At most, the majority opinion gleans from the regulations an expectation of or a preference for “multiple scores” from a Wechsler series IQ test, maj. op. at 931. Whether such regulatory intimations can "trigger[j” the ALJ’s duty further to develop the record, 276 F.3d at 459, does not appear compelled by our precedents. And the majority does not pause to explain why.
Furthermore, the majority scarcely indicates what countervailing constraints — if any — may defeat the regulations’ preference for or expectation of multiple test scores. Dr. McDonald’s purported reasons for not administering the complete Wechsler series IQ test were "the constraints of time and the slowness with which [Miss Garcia] worked.” The majority simply deems this explanation an “excuse,” dismissing it as "troublesome” and scolding the district court, which in its judgment "should not have accepted it in the absence of some more compelling reason.” Maj. op. at 927-28 & n. 1.
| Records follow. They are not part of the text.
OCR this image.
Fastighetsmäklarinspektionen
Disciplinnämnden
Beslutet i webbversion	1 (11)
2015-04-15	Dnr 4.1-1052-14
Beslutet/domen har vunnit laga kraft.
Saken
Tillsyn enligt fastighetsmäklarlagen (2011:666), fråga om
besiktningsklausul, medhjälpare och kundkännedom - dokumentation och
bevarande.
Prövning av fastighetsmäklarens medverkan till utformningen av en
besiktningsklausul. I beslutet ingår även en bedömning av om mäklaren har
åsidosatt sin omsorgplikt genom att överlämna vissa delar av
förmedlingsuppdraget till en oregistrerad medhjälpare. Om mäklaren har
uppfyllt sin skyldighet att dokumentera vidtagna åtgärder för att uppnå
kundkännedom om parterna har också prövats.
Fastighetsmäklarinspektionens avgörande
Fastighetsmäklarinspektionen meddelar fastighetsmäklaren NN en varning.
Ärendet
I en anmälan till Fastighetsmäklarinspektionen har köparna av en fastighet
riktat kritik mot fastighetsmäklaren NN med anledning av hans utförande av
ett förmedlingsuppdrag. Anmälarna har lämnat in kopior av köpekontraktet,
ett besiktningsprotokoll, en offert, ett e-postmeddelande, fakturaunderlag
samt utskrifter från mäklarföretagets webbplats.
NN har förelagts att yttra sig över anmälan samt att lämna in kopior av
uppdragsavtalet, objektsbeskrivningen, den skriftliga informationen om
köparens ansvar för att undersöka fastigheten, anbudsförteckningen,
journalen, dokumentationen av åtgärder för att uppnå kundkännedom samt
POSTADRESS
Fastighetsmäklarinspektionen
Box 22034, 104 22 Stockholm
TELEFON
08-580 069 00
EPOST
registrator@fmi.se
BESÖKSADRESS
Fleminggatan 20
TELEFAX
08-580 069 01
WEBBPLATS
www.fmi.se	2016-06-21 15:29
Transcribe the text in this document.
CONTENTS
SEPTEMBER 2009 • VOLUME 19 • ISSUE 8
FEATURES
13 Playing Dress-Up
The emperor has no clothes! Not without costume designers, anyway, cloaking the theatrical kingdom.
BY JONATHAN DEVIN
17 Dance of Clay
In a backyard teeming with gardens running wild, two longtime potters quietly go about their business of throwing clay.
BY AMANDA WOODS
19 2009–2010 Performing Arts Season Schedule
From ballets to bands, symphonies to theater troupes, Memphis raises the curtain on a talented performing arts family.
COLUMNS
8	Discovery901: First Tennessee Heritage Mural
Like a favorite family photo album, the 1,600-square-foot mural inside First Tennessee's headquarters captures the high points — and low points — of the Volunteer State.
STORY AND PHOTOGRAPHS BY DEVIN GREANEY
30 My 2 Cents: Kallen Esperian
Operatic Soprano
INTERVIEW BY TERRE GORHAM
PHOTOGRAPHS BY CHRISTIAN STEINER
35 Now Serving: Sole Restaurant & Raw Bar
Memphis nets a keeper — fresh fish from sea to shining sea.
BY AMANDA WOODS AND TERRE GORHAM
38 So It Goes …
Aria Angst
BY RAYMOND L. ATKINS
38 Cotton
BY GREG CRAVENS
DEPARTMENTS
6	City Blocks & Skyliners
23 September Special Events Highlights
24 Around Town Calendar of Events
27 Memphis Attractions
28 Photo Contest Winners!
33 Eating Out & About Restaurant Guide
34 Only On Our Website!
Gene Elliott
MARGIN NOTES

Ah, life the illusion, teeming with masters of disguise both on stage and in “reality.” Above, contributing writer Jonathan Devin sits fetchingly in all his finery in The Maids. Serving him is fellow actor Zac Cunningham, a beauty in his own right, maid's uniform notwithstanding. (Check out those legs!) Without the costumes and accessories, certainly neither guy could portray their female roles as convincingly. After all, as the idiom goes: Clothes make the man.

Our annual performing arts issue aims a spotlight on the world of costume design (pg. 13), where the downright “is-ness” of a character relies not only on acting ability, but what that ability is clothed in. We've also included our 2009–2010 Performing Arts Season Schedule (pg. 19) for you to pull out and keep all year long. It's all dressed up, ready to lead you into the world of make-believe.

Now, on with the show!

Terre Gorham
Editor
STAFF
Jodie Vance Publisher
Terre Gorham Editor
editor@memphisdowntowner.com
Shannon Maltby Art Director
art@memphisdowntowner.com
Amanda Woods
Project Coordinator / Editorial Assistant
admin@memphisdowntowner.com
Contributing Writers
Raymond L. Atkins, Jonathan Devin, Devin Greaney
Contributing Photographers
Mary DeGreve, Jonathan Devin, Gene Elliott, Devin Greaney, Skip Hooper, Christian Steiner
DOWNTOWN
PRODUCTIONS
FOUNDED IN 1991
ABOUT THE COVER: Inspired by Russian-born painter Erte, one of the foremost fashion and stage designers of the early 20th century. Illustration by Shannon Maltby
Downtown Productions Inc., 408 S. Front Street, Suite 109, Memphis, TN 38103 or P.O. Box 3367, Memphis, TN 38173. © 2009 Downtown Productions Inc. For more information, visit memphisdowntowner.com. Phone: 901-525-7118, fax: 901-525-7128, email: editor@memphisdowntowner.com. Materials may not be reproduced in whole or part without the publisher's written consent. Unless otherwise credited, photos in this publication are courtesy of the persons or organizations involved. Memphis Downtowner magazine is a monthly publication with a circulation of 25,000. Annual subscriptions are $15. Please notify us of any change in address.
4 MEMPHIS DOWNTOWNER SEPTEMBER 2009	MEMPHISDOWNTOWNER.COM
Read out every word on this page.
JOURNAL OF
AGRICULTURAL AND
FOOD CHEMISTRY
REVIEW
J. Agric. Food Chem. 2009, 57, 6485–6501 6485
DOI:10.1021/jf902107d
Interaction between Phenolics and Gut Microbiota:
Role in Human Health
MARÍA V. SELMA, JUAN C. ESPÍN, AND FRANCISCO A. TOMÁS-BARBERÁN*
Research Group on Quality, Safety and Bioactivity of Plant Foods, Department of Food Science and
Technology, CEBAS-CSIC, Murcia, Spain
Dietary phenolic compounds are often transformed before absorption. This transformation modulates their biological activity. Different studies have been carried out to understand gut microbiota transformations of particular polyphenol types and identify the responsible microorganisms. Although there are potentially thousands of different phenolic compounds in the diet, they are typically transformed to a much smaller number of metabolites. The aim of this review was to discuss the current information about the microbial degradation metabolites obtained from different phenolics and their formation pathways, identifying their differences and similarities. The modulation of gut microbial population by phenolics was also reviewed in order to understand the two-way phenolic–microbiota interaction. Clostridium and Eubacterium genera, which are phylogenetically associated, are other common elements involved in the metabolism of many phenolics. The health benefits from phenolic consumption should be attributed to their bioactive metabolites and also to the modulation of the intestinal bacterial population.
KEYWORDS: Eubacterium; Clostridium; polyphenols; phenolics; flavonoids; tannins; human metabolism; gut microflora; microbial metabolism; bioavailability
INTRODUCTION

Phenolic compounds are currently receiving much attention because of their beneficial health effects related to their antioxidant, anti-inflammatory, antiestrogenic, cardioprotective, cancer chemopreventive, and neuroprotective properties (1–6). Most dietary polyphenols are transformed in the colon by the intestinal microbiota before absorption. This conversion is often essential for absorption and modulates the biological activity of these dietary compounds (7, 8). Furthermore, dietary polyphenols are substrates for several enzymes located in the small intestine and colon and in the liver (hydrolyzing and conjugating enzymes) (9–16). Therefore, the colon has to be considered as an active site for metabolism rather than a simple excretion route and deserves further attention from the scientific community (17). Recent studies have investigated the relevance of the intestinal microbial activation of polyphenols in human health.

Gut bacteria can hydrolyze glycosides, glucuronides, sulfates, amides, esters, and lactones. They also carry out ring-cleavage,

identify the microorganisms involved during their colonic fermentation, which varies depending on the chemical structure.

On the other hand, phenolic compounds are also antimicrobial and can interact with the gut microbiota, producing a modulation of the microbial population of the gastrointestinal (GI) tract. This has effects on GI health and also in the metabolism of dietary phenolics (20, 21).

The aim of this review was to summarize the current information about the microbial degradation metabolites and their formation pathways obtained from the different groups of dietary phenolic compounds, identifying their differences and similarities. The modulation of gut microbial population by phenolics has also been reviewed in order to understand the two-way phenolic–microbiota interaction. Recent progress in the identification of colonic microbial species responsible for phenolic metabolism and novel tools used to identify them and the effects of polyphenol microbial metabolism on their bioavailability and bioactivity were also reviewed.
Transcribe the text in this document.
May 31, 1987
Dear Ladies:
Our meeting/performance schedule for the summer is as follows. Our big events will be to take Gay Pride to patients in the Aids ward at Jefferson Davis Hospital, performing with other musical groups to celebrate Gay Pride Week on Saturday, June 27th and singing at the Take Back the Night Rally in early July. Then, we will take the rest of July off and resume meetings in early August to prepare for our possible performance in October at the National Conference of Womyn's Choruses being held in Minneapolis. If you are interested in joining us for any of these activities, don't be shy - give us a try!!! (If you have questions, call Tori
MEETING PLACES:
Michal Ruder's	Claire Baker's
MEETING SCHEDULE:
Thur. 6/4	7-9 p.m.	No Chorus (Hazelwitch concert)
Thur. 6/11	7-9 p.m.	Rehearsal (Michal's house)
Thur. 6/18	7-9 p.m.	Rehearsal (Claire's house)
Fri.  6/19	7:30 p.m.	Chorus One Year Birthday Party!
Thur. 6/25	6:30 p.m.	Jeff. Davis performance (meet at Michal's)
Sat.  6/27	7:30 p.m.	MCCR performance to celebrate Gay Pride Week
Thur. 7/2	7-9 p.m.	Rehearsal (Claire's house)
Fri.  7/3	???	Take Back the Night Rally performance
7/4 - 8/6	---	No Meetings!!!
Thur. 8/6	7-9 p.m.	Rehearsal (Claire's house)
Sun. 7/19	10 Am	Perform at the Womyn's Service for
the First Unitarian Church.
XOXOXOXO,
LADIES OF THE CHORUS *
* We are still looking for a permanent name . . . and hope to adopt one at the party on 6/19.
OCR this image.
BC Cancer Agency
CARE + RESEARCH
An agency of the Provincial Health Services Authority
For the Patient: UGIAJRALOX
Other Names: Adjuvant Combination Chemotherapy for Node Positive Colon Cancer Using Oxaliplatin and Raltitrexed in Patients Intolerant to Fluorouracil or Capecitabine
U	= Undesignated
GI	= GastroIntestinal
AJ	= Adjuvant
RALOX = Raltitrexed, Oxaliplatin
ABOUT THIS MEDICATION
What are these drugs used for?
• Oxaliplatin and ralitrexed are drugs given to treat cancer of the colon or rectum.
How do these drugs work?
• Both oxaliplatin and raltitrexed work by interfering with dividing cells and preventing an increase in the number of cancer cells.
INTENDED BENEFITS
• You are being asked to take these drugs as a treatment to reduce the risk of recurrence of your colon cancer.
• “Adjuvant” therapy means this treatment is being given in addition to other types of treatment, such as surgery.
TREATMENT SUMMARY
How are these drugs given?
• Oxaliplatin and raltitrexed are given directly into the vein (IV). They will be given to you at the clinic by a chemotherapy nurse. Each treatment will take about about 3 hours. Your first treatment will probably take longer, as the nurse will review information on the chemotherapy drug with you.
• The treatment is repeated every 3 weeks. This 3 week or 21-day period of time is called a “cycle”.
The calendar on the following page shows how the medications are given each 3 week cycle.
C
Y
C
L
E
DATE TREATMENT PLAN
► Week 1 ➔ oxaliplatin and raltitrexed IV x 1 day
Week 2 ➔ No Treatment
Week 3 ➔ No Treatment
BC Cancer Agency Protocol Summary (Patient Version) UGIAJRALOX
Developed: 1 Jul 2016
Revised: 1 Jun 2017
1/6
I strongly resist this lecture to medical practitioners. Not only does the record lack any clear implication of either excuse-making or duty-shirking, but also it is not self-evident that the time Dr. McDonald did devote to administering the tests and interviewing Miss Garcia was insufficient or otherwise imprudent. We should be reticent to craft, in footnotes to our opinions, legal rules governing the minutiae of medical practice — such as how and when to schedule tests and interviews — where Congress has not legislated and where the agency has not regulated. And especially not where the record and the parties’ briefings do not present an adequate basis for determining which sort of constraints are reasonable and which are merely "excuses.”
. In her opening brief, Miss Garcia specifically argued that "a valid IQ score on one of the *937two missing IQ tests may provide satisfaction of the Listing at § 12.05(C) or (D).”